LIMITS TO PREDICTIONS
The forecasts have limitations. The Labor Department’s macroeconomic model works on two noteworthy assumptions—that the economy will rebound to long-term growth and that there won’t be any more big shocks like the 2007-2008 recession. Thus its forecasts don’t predict the big job-market swings or sudden changes in the supply of workers that can easily happen in a volatile economy.
That means you could pick a job from the Labor Department’s “fastest-growing” list when you enter college, only to find the field in a slump by the time you graduate. For example, a 2006 high-school graduate eyeing the government’s 2004-2014 forecast for nursing at that time would have read about excellent job prospects, with “thousands of job openings” predicted, because experienced nurses were expected to retire.
While that forecast is likely to hold for the long term, the job market for students graduating from college this year is headed in the opposite direction: Thousands of experienced nurses who had been inactive or retired have been re-entering the work force because of the recession.
‘JUMP IN’
And no economic model can forecast growth in jobs that are still evolving.
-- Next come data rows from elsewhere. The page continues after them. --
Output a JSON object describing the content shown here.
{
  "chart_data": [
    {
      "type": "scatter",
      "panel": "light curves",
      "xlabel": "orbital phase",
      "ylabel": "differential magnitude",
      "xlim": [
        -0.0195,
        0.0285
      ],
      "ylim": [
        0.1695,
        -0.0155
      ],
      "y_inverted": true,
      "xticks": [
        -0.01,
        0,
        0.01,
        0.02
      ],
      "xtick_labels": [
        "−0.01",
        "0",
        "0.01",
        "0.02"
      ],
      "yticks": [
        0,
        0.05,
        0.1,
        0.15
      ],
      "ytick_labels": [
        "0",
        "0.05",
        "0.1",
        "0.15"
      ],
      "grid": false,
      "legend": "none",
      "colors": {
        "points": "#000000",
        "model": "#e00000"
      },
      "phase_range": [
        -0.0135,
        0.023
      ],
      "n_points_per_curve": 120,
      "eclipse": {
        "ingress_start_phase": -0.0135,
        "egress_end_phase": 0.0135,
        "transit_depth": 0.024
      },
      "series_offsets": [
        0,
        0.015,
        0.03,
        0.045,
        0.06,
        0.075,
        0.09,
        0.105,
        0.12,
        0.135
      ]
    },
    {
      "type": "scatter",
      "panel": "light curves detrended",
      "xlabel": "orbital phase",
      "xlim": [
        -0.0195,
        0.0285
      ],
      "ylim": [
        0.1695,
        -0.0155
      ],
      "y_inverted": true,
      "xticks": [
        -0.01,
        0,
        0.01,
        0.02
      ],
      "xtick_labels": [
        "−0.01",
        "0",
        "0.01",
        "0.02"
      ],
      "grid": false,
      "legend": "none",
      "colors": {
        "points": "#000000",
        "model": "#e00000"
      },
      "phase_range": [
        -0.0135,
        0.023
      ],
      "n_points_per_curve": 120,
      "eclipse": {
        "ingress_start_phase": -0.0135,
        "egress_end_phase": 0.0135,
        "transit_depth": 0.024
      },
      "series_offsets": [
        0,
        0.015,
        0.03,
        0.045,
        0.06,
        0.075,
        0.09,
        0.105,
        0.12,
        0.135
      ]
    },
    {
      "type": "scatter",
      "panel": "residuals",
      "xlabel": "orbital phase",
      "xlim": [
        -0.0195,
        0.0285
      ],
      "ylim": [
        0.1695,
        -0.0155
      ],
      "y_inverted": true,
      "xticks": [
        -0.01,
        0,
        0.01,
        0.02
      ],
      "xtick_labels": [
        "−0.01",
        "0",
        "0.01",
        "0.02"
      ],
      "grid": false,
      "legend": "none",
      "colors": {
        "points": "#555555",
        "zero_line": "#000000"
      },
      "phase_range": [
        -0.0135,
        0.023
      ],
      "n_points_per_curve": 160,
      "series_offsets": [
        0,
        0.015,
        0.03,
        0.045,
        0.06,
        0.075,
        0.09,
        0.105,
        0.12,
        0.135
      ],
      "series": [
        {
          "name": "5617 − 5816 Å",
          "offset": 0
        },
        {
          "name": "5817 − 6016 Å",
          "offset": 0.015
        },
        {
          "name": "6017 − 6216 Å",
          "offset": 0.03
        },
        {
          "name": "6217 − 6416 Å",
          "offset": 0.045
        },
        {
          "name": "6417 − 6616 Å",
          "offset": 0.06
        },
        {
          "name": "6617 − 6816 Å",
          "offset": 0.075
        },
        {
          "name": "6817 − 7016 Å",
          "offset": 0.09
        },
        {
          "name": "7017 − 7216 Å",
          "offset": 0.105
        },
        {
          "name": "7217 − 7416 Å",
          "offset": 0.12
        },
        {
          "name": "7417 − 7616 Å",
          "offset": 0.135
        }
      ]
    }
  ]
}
While the government’s latest handbook contains a supplement on “green occupations” in emerging industries such as biofuels and wind energy, it has no data on many of the jobs these industries are creating, such as fuel-cell technologists.
“Right now, all the projections we have are about a world that existed” in the past, says David Passmore, director of Pennsylvania State University’s Institute for Research in Training and Development. “We are sitting on the precipice of the next big transformation” in energy production, “and no one in the occupational-projections area knows how to handle that.”
All that leaves much to the resourcefulness, imagination and research skills of young people weighing a career choice. The first step is to explore and try out various fields to figure out what kind of work you love and can do well. The next is to learn about broad career fields that are likely to grow; the government’s handbook lists job-by-job career-information contacts, such as professional associations or industry groups. Then, says Bob Templin, president of Northern Virginia Community College in Annandale, Va., pick a field with this attitude: “I think I’ll jump in and learn what I can learn.”
Networking with people in your target industries can help. Russell Wagner, a 20-year-old from Prior Lake, Minn., likes electronics and science, but when he tried robotics in high school, he found it boring. His mother contacted friends in the business world and learned that nanoscientists are in demand in many industries, developing a wide range of products, from electronic memory devices and coatings for stents to mold-resistant shingle coatings.
At Dakota County Technical College in Rosemount, Minn., where Mr. Wagner and Ms. McDonald are enrolled, program head Deb Newberry says employers contact her trying to fill more job openings than she has students.
All job markets are local, so it is important to check out job demand in the locale where you want to live.